COHEN: Because it sounds like common sense. We've all heard "an ounce of prevention is worth a pound of cure."
NEUMANN: It also sounds painless. It's a way to talk about health care without talking about cutting payments or limiting choices. So it's a great message, even if it's a very broad one.
Too broad, according to your paper.
NEUMANN: The blanket statement that prevention will save money and improve health is too simplistic. Sometimes it saves money, sometimes it doesn't.
What's an example of preventive care that does save money?
COHEN: One is childhood immunization on the recommended schedule. The problem is that a lot of kids are already on that schedule—we've gotten the bang for that buck. Another is the use of aspirin in middle-aged people to decrease their risk of cardiovascular disease. If you target the right people, you could actually save money and make people's health better.
But only 19 percent of the preventive interventions you looked at ended up saving money. Some cost a lot more.
NEUMANN: One example is prostate-cancer screening. It seems to be inefficient.
You have to spend a lot to catch the few cases that threaten people's health.
NEUMANN: And you might intervene medically when it wasn't necessary. So you get better health at very high costs, or you possibly get even worse health.
COHEN: Savings claims for smoking cessation programs are also controversial.
Really? McCain's plan specifically calls for more of those programs.
COHEN: They're probably the most complicated of all the programs I've looked at. If they work and people live longer, you prevent illness in the near term, but you extend life in the distant decades when people are older and their care is costly. So it depends on how you do your accounting.
NEUMANN: It's also easy to say "more people should eat well and exercise and not smoke," but will people adhere to that advice? If they don't, we're not going to get a big return on our investment in health-education programs.
Is there a general rule about what kind of preventive care government should pay for?
NEUMANN: It's usually more efficient to target high-risk populations.
COHEN: You also want to know how many people you have to screen or treat to prevent one case of disease and how much each screening costs. Checking my blood pressure is pretty inexpensive. Doing an MRI is going to be much more costly, perhaps by orders of magnitude. And it's good to look at the nature of the disease that's being prevented. Let's say hypothetically I have a medication that prevents Alzheimer's. That could cut way down on the years people spend in a disabled state, and those years eat up a lot of money. On the other hand, if I have a medication that prevents something that kills rapidly with little disability, it may save lives but it won't necessarily save money.
Prevention also isn't very precise. Once a person is sick, we know he needs help—
NEUMANN: Whereas it's not always clear who's going to be a train wreck in the future. When you intervene early you pick up train wrecks, but also people who were slightly at risk or weren't at risk at all. Also, part of what advanced medicine helps us do is detect small risks, and we're going to pay for that. As we gain more ability to detect small risks and intervene when we find them, costs will go up.
Are you saying it's sometimes cheaper to treat a sick person than it is to keep him healthy?

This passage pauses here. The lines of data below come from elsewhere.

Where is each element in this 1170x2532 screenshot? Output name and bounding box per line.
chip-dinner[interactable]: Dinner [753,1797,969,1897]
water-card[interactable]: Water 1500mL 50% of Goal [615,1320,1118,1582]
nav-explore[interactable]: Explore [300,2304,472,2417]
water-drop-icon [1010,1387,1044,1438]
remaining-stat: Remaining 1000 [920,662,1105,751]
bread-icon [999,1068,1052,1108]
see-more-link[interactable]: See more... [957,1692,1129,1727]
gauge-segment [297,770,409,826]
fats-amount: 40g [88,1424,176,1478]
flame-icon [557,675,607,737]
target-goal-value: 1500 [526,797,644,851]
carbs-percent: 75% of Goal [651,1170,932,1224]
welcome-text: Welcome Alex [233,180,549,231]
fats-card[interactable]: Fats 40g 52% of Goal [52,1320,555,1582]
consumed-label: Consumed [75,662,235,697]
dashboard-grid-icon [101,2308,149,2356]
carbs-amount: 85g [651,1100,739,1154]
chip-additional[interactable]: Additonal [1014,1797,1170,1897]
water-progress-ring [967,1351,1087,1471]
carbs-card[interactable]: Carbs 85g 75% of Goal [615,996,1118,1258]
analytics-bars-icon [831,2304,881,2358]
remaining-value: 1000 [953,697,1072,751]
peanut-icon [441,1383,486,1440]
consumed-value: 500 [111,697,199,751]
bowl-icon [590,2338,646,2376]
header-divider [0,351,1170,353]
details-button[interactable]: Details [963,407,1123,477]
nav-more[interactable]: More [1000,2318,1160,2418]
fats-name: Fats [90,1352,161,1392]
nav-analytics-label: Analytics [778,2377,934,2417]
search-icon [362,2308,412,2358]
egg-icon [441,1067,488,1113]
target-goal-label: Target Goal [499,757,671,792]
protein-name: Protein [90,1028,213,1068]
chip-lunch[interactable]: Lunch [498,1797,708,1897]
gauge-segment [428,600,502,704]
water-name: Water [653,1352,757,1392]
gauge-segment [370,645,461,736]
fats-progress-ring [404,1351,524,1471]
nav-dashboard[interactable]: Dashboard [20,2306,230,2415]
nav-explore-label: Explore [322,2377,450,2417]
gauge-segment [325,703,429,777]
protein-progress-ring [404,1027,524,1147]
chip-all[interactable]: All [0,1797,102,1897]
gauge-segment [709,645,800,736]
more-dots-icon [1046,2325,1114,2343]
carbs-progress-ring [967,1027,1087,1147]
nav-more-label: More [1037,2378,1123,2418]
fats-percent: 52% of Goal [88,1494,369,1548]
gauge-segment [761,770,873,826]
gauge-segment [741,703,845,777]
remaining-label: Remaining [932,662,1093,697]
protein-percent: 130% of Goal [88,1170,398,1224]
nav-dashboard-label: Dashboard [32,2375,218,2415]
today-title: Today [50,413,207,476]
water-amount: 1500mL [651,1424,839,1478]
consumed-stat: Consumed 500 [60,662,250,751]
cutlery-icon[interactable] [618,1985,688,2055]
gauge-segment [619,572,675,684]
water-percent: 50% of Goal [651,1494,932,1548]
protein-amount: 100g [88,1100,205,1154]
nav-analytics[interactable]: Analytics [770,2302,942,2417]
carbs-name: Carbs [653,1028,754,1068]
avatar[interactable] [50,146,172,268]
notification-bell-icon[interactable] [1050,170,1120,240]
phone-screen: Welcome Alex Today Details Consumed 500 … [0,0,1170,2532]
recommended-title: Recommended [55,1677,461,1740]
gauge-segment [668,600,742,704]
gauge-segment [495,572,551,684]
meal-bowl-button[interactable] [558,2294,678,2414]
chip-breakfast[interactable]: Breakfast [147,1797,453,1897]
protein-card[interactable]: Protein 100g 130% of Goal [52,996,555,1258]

NEUMANN: Some advanced treatments are more efficient. But I think we have to be careful with "cheaper." The cheapest thing might be do nothing and let the person die. The goal is not to save money—it's to improve health and get the best value from our spending.
COHEN: If we claim we want to do prevention because we don't want people to have a particular disease, that's fine. But if we claim we're doing it because it saves money, that's not always being honest.
Obama's plan says we need to study which health-care strategies work best. In light of that and also your work, what do you make of his plan? And McCain's?
COHEN: If a politician is going to go through these measures carefully and find the ones that do in fact deliver, that would be great. But it's something to ask them both about at the debates. "You claim this will save money. How?" I'm sure they'll have an answer. At least I hope so.